(Reuters) - Russia reported heavy fighting along the front in southern and eastern Ukraine on Friday, while Kyiv maintained a strict silence about its long-anticipated counterattack.
With virtually no independent reporting from the front lines, it was impossible to assess the degree to which Ukraine's operation was under way or whether it was having success in penetrating Russian defences to drive out occupying forces.
Ukraine's counter-offensive is ultimately expected to involve thousands of Ukrainian troops trained and equipped by the West. Russia, which has had months to prepare its defensive lines, says it has withstood attacks since the start of the week. Kyiv has so far said its main effort has yet to begin.
Pro-war Russian bloggers reported intense battles on Friday on the Zaporizhzhia front near the city of Orikhiv, around the mid-point of the "land bridge" linking Russia to the Crimea peninsula, seen as one of Ukraine's main potential targets.
Ukraine generally forbids independent accredited journalists from reporting on its side of front lines during offensive operations.
The initial days of the counter-offensive have been overshadowed this week by a humanitarian disaster after the destruction of the Kakhovka dam holding back the waters of the Dnipro River that bisects Ukraine.
Thousands of people have been forced to evacuate homes flooded in the war zone, vast nature preserves have been wiped out and the destruction to irrigation systems is likely to cripple agriculture across much of southern Ukraine for decades.

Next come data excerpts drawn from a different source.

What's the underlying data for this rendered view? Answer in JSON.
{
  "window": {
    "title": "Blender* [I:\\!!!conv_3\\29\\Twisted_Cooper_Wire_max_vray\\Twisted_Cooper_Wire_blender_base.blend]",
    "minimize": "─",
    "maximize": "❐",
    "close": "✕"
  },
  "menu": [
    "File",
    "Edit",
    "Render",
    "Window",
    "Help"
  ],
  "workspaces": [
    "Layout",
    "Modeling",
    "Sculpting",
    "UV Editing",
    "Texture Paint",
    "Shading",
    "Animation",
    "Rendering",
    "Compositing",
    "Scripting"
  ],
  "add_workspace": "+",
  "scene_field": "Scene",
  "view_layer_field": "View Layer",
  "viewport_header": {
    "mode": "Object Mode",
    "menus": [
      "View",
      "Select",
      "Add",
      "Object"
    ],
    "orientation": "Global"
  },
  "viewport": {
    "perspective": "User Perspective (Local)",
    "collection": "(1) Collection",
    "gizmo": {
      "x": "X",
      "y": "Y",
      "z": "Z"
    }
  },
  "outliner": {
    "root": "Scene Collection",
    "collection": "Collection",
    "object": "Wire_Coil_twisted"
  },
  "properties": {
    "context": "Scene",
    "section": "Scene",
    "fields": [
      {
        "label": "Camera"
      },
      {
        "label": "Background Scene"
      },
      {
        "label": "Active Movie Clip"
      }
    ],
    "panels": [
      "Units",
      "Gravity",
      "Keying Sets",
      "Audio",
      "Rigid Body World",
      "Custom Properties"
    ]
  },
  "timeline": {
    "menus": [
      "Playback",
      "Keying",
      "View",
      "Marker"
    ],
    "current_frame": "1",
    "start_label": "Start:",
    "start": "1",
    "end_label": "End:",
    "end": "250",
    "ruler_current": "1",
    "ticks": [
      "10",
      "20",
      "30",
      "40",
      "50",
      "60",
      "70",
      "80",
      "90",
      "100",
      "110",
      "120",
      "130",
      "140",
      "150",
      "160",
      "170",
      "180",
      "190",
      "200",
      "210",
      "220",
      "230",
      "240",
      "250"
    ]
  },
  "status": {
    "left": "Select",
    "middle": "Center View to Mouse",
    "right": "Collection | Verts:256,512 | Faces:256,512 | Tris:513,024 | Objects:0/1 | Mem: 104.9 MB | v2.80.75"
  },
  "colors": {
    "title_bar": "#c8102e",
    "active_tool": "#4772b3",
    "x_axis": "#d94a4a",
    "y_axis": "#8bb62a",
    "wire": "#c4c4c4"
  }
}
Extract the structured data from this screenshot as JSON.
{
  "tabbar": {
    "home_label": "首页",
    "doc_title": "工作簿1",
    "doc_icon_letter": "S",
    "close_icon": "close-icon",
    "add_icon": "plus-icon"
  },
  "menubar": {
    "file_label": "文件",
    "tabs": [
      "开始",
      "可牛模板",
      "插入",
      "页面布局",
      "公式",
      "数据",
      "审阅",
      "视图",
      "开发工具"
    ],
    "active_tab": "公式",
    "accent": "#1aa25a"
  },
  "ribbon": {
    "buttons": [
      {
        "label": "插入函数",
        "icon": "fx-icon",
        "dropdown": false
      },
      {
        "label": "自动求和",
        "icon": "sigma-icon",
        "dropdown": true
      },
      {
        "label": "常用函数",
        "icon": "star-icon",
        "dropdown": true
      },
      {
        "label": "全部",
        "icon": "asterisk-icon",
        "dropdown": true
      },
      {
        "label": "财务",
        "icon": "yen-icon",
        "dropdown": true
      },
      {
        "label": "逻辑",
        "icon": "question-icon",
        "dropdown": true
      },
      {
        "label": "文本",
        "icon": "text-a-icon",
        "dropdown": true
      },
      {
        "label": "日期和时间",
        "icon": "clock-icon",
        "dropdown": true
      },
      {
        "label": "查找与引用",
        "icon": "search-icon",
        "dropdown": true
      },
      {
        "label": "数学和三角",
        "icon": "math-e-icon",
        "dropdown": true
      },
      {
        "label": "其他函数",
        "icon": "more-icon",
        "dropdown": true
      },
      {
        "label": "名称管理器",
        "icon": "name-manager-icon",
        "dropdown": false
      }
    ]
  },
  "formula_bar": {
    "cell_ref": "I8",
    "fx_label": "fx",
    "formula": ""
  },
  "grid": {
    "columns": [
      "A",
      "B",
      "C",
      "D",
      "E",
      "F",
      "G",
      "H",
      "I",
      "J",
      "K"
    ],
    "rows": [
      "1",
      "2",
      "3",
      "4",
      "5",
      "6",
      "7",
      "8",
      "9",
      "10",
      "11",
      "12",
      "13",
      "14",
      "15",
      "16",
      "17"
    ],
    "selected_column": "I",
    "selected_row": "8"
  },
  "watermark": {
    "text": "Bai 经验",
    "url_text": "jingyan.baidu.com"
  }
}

Kyiv said on Friday it had intercepted a phone call proving that Russian forces in control of the dam had blown it up. Moscow says Ukraine sabotaged it. Western countries say they are still gathering evidence but that Ukraine would have no reason to inflict such a devastating disaster on itself, especially right as its forces were shifting onto the attack.
In its latest report from the battlefield, the Russian army claimed to have destroyed more than 21 armoured vehicles in the past 24 hours. Such claims are unverifiable.
In its few comments, Ukraine has reported gains of territory in the east around the city of Bakhmut, which Russian forces captured last month after nearly a year of the deadliest ground combat in Europe since World War Two.
But Kyiv has said virtually nothing about the southern front, widely assumed to be the focus of its main assault as it tries to push towards the coast and cut Russia's access to Crimea.
In his nightly video address, delivered on a train after a visit to the flood zone in the south, President Volodymyr Zelenskiy thanked Ukrainian troops and repeated earlier claims of success in Bakhmut, but gave no further account.
"We see every detail. But it's not time to talk about it today," he said.
Ukrainian Deputy Defence Minister Hanna Maliar described heavy fighting in the east, where she said Ukrainian troops had mainly held off Russian attacks.
On the southern front she said only that battles were continuing for the settlement of Velyka Novosilka and that Russian troops were mounting "active defence" at Orikhiv.
Ukraine has been attacking targets deep in Russian-held territory for weeks in preparation for its assault. Moscow has been striking Ukrainian cities with cruise missiles and drones.
In the latest air strikes, Ukraine said it had shot down four of six missiles overnight.
The interior ministry said one person had been killed, three were wounded, and four buildings were destroyed from falling debris. It posted images on Telegram of firefighters attending to the smouldering wreckage of what appeared to be residential homes.
The air force also said two cruise missiles had struck a civilian object in the central Ukrainian region of Cherkasy earlier on Thursday evening. Regional governor Ihor Taburets said at least eight people were wounded.